The Jessamine County Property Valuation Administrator (“PVA”) assessed real property tax on St. Andrew’s property for the 2003 and 2004 tax years. St. Andrew sought an exemption from tax under Section 170, because it was a religious institution that owned and occupied the property and because it was a purely public charity. However, the Board of Assessment Appeals (“BAA”) denied both requests. St. Andrew appealed to the Kentucky Board of Tax Appeals (“KBTA”), which sustained the BAA’s denial of the exemption. St. Andrew then appealed to the Jessamine Circuit Court, which entered an Opinion affirming in part and reversing in part the KBTA decision. The Circuit Court affirmed the tax assessment on the two houses and their curtilage, but reversed the assessment on the remainder of the church property, and held that that portion of the property was exempt from tax because it was owned and occupied by a religious institution.

The Court reviewed the case de novo as it involved pure issues of law, and there were no factual issues in dispute. The Court first observed that in 1990, Section 170 was amended to exempt “real property owned and occupied by…institutions of religion.” The Court then noted that prior to the 1990 amendment, “use” rather than “ownership” was the controlling factor.

The Court then observed that in 1991, the Kentucky Attorney General opined that “a proper interpretation [of Section 170] should reject the imposition of conditions such as the requirement that the property be used for religious purposes, or that the property be occupied exclusively by the institution of religion, or that the institution of religion be in current rather than future occupation.” (citing Ky. OAG 91-216). The Court held that it may give “great weight” to the reasoning expressed in an Opinion of the Attorney General.

The Court held that “Section 170, as amended in 1990, clearly broadens the class of properties which may be held by a religious institution and not subject to an ad valoremtax. By narrowly construing the words ‘owned and occupied,’ the KBTA and circuit court have thwarted the intentions of the people as well as the drafters of the amendment to Section 170.” The Court then cited Black’s Law Dictionary and observed that the “definition of ‘occupancy’ or ‘to occupy’ is much broader than found by the KBTA.”

The Court recited the traditional rule that tax exemptions are strictly construed against the taxpayer, and are generally disfavored in the law. However, the Court held that it was apparent that St. Andrew intended to use all of the property for a future church, and that it used the property for prayer, meditation, family, social and related church activities. Further, the Court observed that “the attempt to fashion different degrees of occupancy would create a Gordian knot…[and s]uch a system would actually rewrite Section 170 to the extent that former acreage restrictions would be revived.”
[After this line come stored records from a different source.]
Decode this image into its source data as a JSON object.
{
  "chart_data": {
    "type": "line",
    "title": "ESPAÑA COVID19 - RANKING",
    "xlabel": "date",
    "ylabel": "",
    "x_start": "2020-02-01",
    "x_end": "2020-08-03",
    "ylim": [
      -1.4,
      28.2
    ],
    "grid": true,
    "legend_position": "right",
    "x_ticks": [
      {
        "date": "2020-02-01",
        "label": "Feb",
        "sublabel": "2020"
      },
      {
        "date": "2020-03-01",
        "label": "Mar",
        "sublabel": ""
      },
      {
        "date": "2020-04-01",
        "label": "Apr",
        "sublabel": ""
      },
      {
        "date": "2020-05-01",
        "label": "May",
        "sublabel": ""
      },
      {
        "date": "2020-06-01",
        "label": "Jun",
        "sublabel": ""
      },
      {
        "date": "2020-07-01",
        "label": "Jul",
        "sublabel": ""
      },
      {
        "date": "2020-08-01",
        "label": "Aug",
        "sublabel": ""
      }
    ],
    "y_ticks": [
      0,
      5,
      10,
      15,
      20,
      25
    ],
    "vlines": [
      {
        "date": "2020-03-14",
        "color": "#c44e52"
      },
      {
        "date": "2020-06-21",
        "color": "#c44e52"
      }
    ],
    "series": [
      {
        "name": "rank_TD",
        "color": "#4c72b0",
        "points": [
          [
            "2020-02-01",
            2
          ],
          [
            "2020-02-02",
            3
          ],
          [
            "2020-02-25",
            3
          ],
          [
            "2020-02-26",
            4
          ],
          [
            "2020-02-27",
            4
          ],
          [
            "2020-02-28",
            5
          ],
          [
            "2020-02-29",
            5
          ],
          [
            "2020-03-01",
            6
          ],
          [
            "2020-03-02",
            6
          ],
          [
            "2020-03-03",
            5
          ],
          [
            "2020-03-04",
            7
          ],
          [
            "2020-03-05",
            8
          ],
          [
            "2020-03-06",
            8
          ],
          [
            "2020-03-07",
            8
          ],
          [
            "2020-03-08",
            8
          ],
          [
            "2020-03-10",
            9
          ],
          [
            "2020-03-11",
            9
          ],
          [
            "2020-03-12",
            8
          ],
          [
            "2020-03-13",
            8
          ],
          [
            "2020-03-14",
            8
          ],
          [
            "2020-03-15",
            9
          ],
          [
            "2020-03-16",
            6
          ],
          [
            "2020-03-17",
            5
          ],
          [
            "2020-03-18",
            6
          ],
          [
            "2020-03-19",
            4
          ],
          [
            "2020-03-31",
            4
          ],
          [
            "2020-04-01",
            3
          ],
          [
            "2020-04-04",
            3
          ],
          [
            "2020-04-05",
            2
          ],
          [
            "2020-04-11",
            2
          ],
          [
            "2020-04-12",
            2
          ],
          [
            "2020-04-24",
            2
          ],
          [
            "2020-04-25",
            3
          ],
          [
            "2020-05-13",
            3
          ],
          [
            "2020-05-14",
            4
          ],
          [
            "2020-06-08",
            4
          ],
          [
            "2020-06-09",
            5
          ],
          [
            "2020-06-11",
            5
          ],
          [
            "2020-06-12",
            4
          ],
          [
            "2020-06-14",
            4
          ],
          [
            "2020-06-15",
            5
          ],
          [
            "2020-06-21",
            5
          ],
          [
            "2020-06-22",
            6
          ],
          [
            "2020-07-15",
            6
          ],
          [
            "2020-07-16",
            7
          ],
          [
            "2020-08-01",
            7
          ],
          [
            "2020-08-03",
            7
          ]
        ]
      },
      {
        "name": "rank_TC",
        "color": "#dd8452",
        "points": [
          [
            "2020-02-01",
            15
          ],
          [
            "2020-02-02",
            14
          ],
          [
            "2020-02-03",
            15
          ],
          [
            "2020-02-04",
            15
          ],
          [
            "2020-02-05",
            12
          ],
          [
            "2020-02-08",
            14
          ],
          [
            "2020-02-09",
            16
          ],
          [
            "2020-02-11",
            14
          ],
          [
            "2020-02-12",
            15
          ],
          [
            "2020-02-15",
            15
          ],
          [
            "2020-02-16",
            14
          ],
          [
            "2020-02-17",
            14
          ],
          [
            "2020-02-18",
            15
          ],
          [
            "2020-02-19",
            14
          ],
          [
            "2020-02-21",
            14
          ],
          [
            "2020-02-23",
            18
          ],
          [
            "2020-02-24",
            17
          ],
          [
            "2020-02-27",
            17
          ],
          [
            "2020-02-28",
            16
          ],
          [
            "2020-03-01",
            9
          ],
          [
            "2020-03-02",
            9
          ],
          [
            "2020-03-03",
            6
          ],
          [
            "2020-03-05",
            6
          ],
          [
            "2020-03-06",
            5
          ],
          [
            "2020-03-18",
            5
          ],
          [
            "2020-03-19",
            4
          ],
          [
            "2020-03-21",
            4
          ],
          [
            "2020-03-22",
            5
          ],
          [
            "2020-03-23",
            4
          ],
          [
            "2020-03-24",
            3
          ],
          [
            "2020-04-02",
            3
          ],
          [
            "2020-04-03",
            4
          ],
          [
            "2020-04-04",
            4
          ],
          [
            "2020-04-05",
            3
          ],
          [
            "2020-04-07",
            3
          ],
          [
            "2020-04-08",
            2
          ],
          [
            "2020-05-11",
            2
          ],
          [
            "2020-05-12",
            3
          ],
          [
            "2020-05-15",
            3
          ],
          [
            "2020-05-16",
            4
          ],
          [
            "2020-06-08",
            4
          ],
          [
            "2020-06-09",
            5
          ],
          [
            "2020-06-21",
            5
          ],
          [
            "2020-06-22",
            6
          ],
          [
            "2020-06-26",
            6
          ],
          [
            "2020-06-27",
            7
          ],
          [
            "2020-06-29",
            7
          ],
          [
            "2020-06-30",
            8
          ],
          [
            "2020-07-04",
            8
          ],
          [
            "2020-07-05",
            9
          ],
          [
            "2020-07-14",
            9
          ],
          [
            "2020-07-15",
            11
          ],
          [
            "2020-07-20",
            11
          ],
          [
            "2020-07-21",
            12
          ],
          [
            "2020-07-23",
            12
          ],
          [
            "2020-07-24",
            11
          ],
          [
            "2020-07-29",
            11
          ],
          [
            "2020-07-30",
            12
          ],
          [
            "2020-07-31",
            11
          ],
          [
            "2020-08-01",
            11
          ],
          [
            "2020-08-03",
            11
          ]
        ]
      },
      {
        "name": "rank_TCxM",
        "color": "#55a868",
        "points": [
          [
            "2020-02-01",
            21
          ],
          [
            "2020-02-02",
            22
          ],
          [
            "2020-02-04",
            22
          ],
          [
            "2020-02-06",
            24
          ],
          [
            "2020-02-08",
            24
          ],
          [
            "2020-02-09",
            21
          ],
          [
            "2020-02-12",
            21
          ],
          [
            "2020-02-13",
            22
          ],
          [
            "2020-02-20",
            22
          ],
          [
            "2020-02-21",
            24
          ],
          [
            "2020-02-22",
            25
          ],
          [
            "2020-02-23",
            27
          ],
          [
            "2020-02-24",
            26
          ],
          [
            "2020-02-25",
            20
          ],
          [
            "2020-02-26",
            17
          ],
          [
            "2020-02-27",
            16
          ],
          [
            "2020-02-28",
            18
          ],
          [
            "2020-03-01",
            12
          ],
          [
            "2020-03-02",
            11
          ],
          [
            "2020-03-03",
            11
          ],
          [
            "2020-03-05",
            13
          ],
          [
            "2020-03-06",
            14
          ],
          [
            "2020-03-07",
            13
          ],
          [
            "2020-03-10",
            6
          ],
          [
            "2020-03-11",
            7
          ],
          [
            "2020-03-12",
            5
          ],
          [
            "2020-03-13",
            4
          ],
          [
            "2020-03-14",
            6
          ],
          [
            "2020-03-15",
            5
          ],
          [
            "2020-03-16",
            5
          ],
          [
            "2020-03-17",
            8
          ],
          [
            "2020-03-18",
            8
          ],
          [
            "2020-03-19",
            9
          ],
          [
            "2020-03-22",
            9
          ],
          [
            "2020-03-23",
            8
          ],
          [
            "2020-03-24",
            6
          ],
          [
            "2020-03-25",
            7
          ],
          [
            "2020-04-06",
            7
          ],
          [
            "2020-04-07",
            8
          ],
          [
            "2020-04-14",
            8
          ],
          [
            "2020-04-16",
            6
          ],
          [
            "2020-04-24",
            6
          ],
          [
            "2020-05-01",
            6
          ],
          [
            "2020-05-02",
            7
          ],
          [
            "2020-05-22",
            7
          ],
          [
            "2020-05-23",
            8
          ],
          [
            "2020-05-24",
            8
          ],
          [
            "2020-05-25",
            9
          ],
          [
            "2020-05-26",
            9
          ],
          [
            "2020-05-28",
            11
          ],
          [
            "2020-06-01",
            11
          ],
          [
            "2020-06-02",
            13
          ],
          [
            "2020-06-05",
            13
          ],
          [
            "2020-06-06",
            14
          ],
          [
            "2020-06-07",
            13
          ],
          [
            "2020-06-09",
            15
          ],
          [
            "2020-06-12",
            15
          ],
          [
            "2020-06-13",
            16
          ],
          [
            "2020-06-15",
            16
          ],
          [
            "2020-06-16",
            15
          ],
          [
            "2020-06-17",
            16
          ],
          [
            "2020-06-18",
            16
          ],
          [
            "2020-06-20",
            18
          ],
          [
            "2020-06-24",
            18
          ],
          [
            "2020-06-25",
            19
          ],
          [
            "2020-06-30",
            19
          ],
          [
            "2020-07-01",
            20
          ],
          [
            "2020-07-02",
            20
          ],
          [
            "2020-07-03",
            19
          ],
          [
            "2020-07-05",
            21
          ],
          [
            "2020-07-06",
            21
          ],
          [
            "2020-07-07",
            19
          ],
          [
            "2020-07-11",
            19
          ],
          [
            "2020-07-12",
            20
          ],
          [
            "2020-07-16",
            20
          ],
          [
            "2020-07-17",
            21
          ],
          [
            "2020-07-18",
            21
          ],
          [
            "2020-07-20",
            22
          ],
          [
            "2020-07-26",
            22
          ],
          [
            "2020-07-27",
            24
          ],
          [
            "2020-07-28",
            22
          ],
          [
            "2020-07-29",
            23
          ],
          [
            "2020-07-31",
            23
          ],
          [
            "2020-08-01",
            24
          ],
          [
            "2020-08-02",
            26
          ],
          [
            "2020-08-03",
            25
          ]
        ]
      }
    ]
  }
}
The Court concluded that the KBTA Order was without substantial evidence on the whole record because there was no evidence that St. Andrew intended to use the property for investment purposes or to construct anything other than a church, and that the KBTA’s interpretation of “occupied” was contrary to the intent of Section 170. Because the Court ruled in St. Andrew’s favor on the religious institution exemption, it did not reach its argument that it was exempt because it was a purely public charity. It is anticipated that the Kentucky Department of Revenue, who has litigated this case on behalf of the PVA, will seek discretionary review of the Court’s decision with the Supreme Court of Kentucky. The authors’ law firm represents St. Andrew on a pro bono basis.